John W. Coffey, an analyst at Robinson-Humphrey Co., gives Signet credit for not taking the beaten path.

"The nationwide mail-out and data mining strategy is fairly unique," he said. "No one is really relying on that to the extent that Signet is."

But he is skeptical about the ultimate outcome.

"Most investors are adopting a wait-and-see attitude," he said. "There is a significant challenge ahead."

To win over analysts, Signet must find a way to boost earnings. Though top-line revenue growth has been strong, earnings trends have lagged those of the competition.

Excluding a $35 million fraud-related loss and gains from Signet's onetime credit card cash cow-Capital One Financial Corp., which the company spun off in 1995-Signet reported a mere 6% gain in net income in 1996 over 1995. Earnings per share grew just 4%.

The 1996 return on assets of 1.10% and return on equity of 14.35% were below par.

Signet attributes its earnings troubles to an inefficient structure that needed to be retooled for the national growth strategy.

The company expects to boost returns substantially after completing the streamlining and reorganization now under way, which management estimates will save $58 million annually.

If all goes as planned, Signet will show a return on equity of 17% to 20% and a 15% jump in earnings per share by the end of 1998, Mr. McDonald said.

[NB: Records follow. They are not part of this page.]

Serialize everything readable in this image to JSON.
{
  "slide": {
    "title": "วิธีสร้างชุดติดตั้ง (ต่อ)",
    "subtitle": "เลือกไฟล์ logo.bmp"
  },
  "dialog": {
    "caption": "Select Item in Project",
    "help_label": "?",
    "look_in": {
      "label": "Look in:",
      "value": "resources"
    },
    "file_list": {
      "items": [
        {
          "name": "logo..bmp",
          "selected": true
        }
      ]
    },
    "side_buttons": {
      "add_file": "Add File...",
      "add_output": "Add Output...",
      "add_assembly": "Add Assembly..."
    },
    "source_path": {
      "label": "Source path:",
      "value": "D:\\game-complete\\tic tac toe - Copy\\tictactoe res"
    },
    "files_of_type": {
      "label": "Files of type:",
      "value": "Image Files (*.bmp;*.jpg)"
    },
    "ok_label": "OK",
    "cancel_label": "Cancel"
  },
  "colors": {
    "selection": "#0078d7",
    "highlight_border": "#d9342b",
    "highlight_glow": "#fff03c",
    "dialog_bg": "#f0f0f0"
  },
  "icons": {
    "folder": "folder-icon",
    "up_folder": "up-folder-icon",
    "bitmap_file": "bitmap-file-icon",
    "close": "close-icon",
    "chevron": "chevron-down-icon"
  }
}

R. Harold Schroeder of Keefe, Bruyette & Woods Inc. applauded the cost- trimming, but he, like other analysts, said he is doubtful about the strategy.

He sees the shedding of branches as eroding the value of the company's longstanding Virginia franchise. Moreover, Signet's "fairly unproven national strategy" makes it a less attractive candidate for investors than many other regional banking companies, Mr. Schroeder wrote in a recent report.

Signet's management is undeterred. Best known for the loan-by-check product it started pushing nationally three years ago, and for trying to build on data base techniques pioneered by the credit card unit, Signet is now mailing out millions of direct mail pieces a year and selling a slew of retail products, including home equity loans, student loans, and a money market account with above-average returns.

The going has been slow, but encouraging.

The deposit account has attracted more than $550 million in the past year, said Mr. Layfield.

The student loan portfolio has $1.1 billion of managed assets.

After cleaning up a nasty loss experience with loan-by-check offers mailed out in 1994, Signet now has $950 million of outstandings with a tolerable 4.5% loss ratio in that portfolio, said Mr. Layfield.

The company is also pushing for more national business on the commercial side. Teams of "industry specialists" are traveling the country building relationships. A media-communications group has brought in about $550 million of loans, about half from outside the mid-Atlantic region.

And Signet's $1 billion equipment leasing portfolio consists largely of customers from outside its geographical footprint, according to bank officials.

"We've made a lot of progress," said Mr. Layfield.

The key to making it all work is a sophisticated information system that captures not only customer response patterns but also data about income, geography, and other demographics.

The restructuring program calls for an additional $41 million of technology that will further Signet's ability to gain access to that information easily and merge it into other business-line data bases such as trust and mortgage, said Mr. McDonald.

When a customer in California, for instance, calls in about a product offering received in the mail, a Signet customer service representative now must thumb through large manuals to find a reference for the particular solicitation. After the changes are adopted, the information will be available at the touch of a computer key.

"It takes a lot of infrastructure-building and a lot of learning to do this," said Mr. Layfield. "This is a major undertaking."